Almost all of the proposals for dealing with the looming recession are about getting bucks back in the hands of consumers so they will start spending again! But exhuberent spending is what is inflating the trade deficit, wrecking the dollar, draining savings, and allowing foreign investors to buy up America — not to speak of corrupting American morals.
Posted by Captain Noble at 4:07 PM
My good friend, Jeromy, has built a community with other like-minded individuals living under one roof, the goal of which is putting into practice their vision of Christianity (humble life, service,
smoking pot). He explains it much better, so I'll let him do it.
A reporter from the LA Times heard about their little venture and decided to do a story on it which just came out. She visited a few times over the course of a year to get a good feel for just what the community was about. Jeromy responded to the article as he felt that the story places too much emphasis on the conflict that is going to inevitably ensue when people live together.
I feel like he is being too critical of the article, though. Perhaps it is because I know him so well, but I did not get that vibe. To me, it seemed a story of genuine human beings attempting to carve a new path in their lives that would lead to something greater than themselves.

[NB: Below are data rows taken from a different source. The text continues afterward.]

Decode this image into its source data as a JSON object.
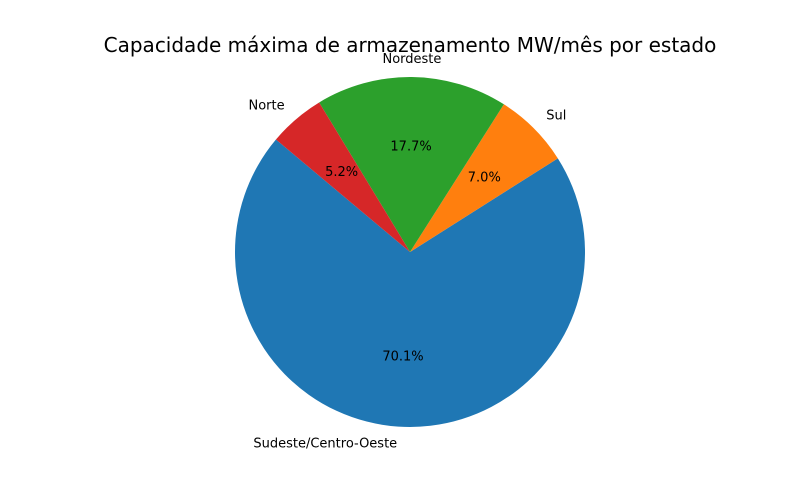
{
  "chart_data": {
    "type": "pie",
    "title": "Capacidade máxima de armazenamento MW/mês por estado",
    "start_angle_deg": 140,
    "direction": "counterclockwise",
    "slices": [
      {
        "label": "Sudeste/Centro-Oeste",
        "value": 70.1,
        "pct_label": "70.1%",
        "color": "#1f77b4"
      },
      {
        "label": "Sul",
        "value": 7.0,
        "pct_label": "7.0%",
        "color": "#ff7f0e"
      },
      {
        "label": "Nordeste",
        "value": 17.7,
        "pct_label": "17.7%",
        "color": "#2ca02c"
      },
      {
        "label": "Norte",
        "value": 5.2,
        "pct_label": "5.2%",
        "color": "#d62728"
      }
    ]
  }
}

Of course there are going to be bumps in the road, but reading about the community helping a homeless guy, or giving two battered women with kids a place to stay one night, or giving a recovering meth addict a home gives me hope that there are good people in the world and that if people come together they can make a difference. There are so many of our fellow human beings who need a hand and it is heartwarming to see people attempting to step up and fill that void.
I applaud Jeromy and everyone else in his community for taking a stab at this. As the article makes clear, it has not been easy. But, then, how many good things are?
And, I can't mention the story without noting that if you look through the photo gallery accompanying it, specifically the second pic, you will see a
dorky cool looking guy on the right that may or may not bear a striking resemblance to yours truly. Step one on my road to fortune and glory.
Oh, and no, Jeromy and company are not crazy hippies. If that wasn't clear to anyone who read anything from the links above. Although, I suppose if that wasn't clear to you, I'm probably not going to be able to convince you otherwise.
Posted by Captain Noble at 2:54 PM
Andrew Sullivan posts a cartoon about how man made dinosaurs evil and an excerpt explaining why evolution is a religion, both from a website called Answering Genesis. These extreme positions against reason really blow me away.